Ku eliminacji barier hamujących rozwój sektora FinTech
Poza udostępnianiem środowiska testowego firmom i start-upom (w zakresie usług płatniczych) KNF rozpoczął prace zmierzające do wyeliminowania jak największej liczby barier w rozwoju innowacji finansowych FinTech. W maju 2021 r. ukazał się raport, który omawia 193 bariery natury prawnej, regulacyjnej i nadzorczej, utrudniającymi funkcjonowanie branży.
W raporcie zestawiono zgłoszone postulaty uczestników rynku i instytucji publicznych dotyczące zmian prawnych oraz regulacyjnych z postępem prac związanym z ich usunięciem. Raport nie ma jednak ostatecznego charakteru, a prace nad poszczególnymi postulatami mają być kontynuowane. − Każda inicjatywa zmierzająca do ograniczenia w Polsce tzw. gold-platingu, w przypadku branży finansowej polegającego na zwiększaniu obostrzeń nadzorczych ponad te wymagane przez Unię Europejską, jest godna pochwały. Musimy mieć świadomość, że rynek rozwiązań FinTech jest globalny, a podmioty zarejestrowane w Polsce często muszą działać w bardziej restrykcyjnych warunkach niż ich konkurenci w innych krajach UE – mówi Jan Gąsiorowski.
Czy Polska może być liderem usług FinTech w Europie Środkowo-Wschodniej?

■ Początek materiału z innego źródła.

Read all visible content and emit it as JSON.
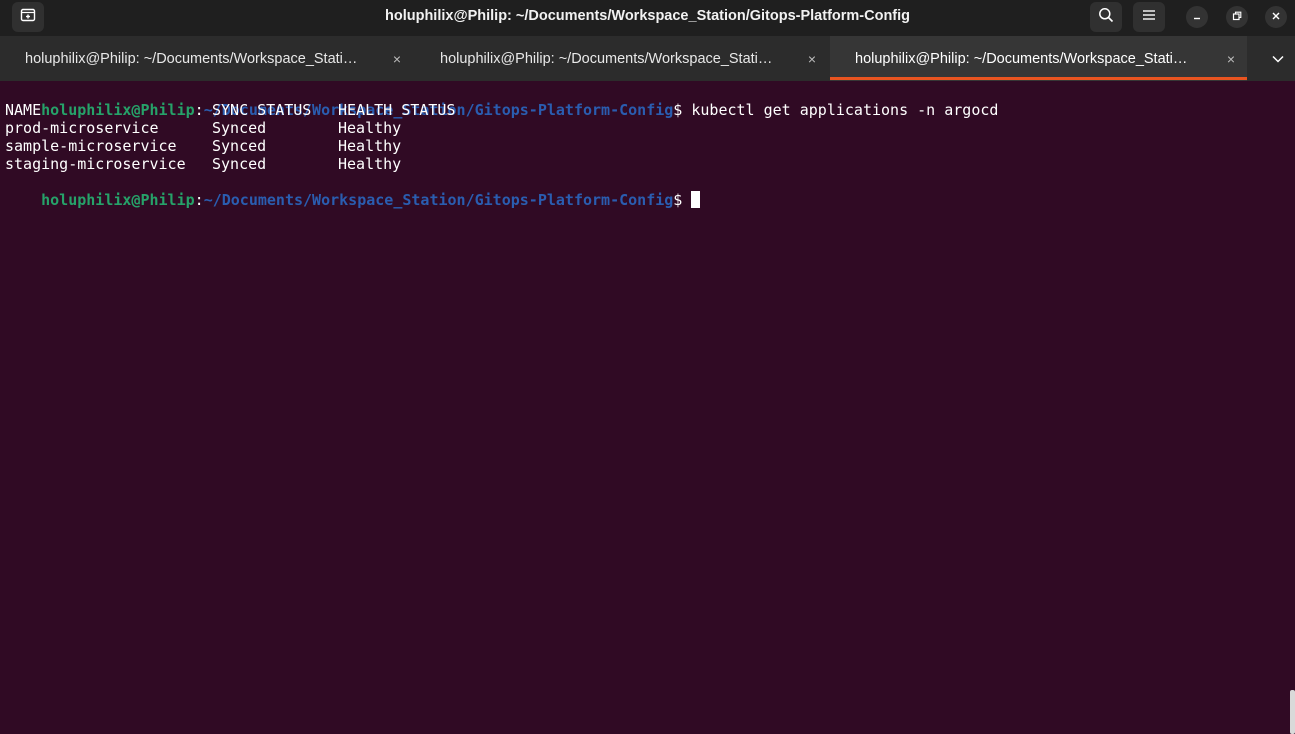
{
  "window": {
    "title": "holuphilix@Philip: ~/Documents/Workspace_Station/Gitops-Platform-Config",
    "icons": [
      "new-tab-icon",
      "search-icon",
      "hamburger-menu-icon",
      "minimize-icon",
      "restore-icon",
      "close-icon"
    ]
  },
  "tabs": [
    {
      "label": "holuphilix@Philip: ~/Documents/Workspace_Stati…",
      "close": "×",
      "active": false
    },
    {
      "label": "holuphilix@Philip: ~/Documents/Workspace_Stati…",
      "close": "×",
      "active": false
    },
    {
      "label": "holuphilix@Philip: ~/Documents/Workspace_Stati…",
      "close": "×",
      "active": true
    }
  ],
  "terminal": {
    "prompt_user": "holuphilix@Philip",
    "prompt_sep": ":",
    "prompt_path": "~/Documents/Workspace_Station/Gitops-Platform-Config",
    "prompt_dollar": "$",
    "command": "kubectl get applications -n argocd",
    "table_header": [
      "NAME",
      "SYNC STATUS",
      "HEALTH STATUS"
    ],
    "rows": [
      [
        "prod-microservice",
        "Synced",
        "Healthy"
      ],
      [
        "sample-microservice",
        "Synced",
        "Healthy"
      ],
      [
        "staging-microservice",
        "Synced",
        "Healthy"
      ]
    ]
  },
  "colors": {
    "terminal_bg": "#300a24",
    "prompt_user": "#26a269",
    "prompt_path": "#2a5db0",
    "tab_accent": "#e95420"
  }
}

Aktualnie w Polsce funkcjonuje ponad 300 FinTechów, 30 banków komercyjnych, 37 oddziałów instytucji kredytowych i 514 banków spółdzielczych. Rynek usług finansowych jest na naszym rynku wyjątkowo chłonny, zwłaszcza w obszarze konsumenckim. Według danych firmy Check Point aż 75 proc. Polaków częściej płaci kartą niż gotówką, a 90 proc. właścicieli kart dokonuje płatności zbliżeniowych.
Według PwC daje to polskiemu rynkowi miejsce w pierwszej światowej dziesiątce w zakresie płatności zbliżeniowych. Warto w tym miejscu wspomnieć o spektakularnym sukcesie usługi bezgotówkowych płatności BLIK, która w ciągu niewiele ponad 6 lat zrealizowała przeszło miliard transakcji.
Czy Polska może być liderem usług FinTech w regionie CEE? Czas pokaże. Wiele zależy jednak od warunków legislacyjnych, jakie zostaną stworzone podmiotom działającym w tym sektorze. Nie bez znaczenia jest też odpowiedź na pytanie, czy bariery regulacyjne nie okażą się zbyt restrykcyjne na tle konkurencyjnych europejskich rynków.